10. Harus pulang

42 6 0
                                    

Terik matahari sudah mencapai atas kepala panasnya pun sangat terasa, apa lagi untuk orang yang sedang bekerja di luar ruangan, mungkin sudah menjadi hal biasa namun tidak untuk anak manja.

Bukan manja hanya saja tidak terbiasa, ini sudah jam sebelas hukuman Hana belum juga selesai. Dari arah lain seperti ada yang mengintainya entah siapa itu.

Wajah Hana terlihat merah karena sengatan matahari, dia tak tahan lagi dengan rasa sakit dikepalanya.

Seseorang yang sedari tadi memperhatikannya pun sontak panik dengan keadaan Hana saat ini yang tiba-tiba pingsan di tengah lapangan.

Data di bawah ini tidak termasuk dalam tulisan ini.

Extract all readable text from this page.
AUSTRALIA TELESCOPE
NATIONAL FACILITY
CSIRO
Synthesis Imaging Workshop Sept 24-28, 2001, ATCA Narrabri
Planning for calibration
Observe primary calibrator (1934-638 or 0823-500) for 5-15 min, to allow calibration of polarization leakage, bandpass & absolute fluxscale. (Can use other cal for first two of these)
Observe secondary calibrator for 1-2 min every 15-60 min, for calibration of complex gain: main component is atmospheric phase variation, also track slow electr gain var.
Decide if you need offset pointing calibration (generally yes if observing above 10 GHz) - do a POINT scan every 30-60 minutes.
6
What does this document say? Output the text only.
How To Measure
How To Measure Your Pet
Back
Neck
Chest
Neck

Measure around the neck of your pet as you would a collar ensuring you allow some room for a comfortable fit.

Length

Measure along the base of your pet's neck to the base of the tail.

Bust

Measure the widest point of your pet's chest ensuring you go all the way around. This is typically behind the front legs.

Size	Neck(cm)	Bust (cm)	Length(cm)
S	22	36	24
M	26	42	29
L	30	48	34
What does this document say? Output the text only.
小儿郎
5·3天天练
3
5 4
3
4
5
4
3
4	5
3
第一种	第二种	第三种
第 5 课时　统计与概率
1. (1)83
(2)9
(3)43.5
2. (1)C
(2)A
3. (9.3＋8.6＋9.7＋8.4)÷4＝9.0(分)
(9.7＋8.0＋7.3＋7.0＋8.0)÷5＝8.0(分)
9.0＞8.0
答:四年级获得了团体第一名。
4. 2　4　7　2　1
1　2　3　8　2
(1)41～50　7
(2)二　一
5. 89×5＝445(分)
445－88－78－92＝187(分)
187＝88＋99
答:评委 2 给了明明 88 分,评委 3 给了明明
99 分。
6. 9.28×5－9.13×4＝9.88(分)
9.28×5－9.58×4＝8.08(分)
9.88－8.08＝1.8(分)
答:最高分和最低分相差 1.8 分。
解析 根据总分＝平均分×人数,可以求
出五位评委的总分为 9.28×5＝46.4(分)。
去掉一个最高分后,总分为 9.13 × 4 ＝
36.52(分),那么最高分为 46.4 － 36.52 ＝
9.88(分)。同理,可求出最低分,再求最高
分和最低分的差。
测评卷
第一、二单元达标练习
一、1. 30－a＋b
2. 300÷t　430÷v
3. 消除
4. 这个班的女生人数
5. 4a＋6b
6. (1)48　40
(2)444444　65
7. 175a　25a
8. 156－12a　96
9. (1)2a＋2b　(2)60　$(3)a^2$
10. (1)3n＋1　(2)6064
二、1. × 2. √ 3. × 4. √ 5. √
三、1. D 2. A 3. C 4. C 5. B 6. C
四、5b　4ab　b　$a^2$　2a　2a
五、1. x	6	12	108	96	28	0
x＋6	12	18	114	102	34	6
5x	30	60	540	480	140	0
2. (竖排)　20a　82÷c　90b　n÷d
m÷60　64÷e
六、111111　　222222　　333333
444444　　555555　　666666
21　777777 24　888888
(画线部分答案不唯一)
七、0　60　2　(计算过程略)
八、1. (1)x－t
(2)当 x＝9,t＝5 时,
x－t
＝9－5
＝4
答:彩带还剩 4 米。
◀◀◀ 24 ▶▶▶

Tak langsung menolongnya melainkan memanggil orang lain.

Sekarang ini masih jam pelajaran, karena itu sangat sepi.

Ustadz Ali lah yang mengawasi Hana karena perintah dari ustadz Malik, kalau tidak mana mungkin ustadz Ali mau lama-lama berada di luar yang jelas-jelas sangat panas.

"Bi santri yang tadi abi hukum sepertinya pingsan," adunya pada ustadz Malik.

"Kamu panggil temannya biar di bawa ke UKP," langsung melakukan apa yang diminta abinya.

Berjalan menyusuri koridor dan mendapati ruang kelas 11 B, di sana ustadz Ali meminta tolong pada teman-temannya Hana.

"Pangeran Hani?," girang Hani dalam hati.

"Hana pingsan?," kaget Fathin setelah ustadz Ali menyampaikan maksudnya.

"Kita bawa Hana ke UKP sekarang,".

"Hani!! Saudara kamu pingsan di lapangan," peringat Ara agak berteriak pasalnya Hani senyum senyum sendiri.

Mereka berempat langsung membawa Hana ke UKP -unit kesehatan pesantren-.

"Bagaimana keadaan Hana?," ustadzah Zahra langsung melihat Hana di ruang UKP.

"Masih belum bangun us," jawab Fathin.

Di UKP hanya ada Fathin, dan Neisya. Hani dan Ara pergi ke kantin untuk membelikan makanan dan minuman untuk Hana. Sedangkan Aisyah dan Sitta tetap berada di kelas, terlalu ramai jika harus ikut semua.

"Hana? Pelan-pelan..pelan-pelan," Hana sudah tersadar dari pingsannya, Neisya langsung membantunya bangun.

"Setelah ini kalian boleh langsung bawa Hana istirahat di kamar ya,".

"Iya us," ustadzah Zahra langsung kembali ke kelas.

Usai dari kantin Hani melihat perempuan berniqob yang ia yakini adalah Aisyah. Aisyah tak sendirian ia berjalan berdampingan dengan pangerannya? Kenapa Aisyah setega itu pada Hani, jelas sekali dia tau kalau Hani menyukai ustadz muda itu.

"Ra itu Aisyah bukan sih?," Hani harap yang ia lihat salah.

"Iya," jawab Ara sesantai itu.

"Iya? Terus dia ngapain sama pangeran itu?," Hani membelalakkan matanya tak percaya.

"Emang mereka deket sih, dan kata Aisyah mereka dijodohin sama orang tua mereka,".

"What? Di jodohin?," Ara mengangguk santai, seperti sudah biasa menanggapi orang seperti Hani.

"Aisyah jahat banget sih," kesal Hani dalam hati.

Memang terlihat sangat dekat bahkan mereka saling tertawa entah mungkin sudah sedekat itu?

Kandas sudah kisah cintanya yang ia tancapkan sejak bertemu dengan pangerannya. Tapi kenapa mereka boleh sedekat itu sedangkan di pesantren saja dilarang untuk berkhalwat dengan lawan jenis atau mungkin karena seorang ustadz.

Tatapan Hani tak lepas pada dua punggung yang mulai menjauh dari hadapannya keduanya memasuki ruang asatidz.

"Jangan terlalu berharap ni, udah banyak kok yang patah hati karena kedekatan ustadz Ali sama Aisyah," Ara langsung paham dengan apa yang ada dipikiran Hani saat ini.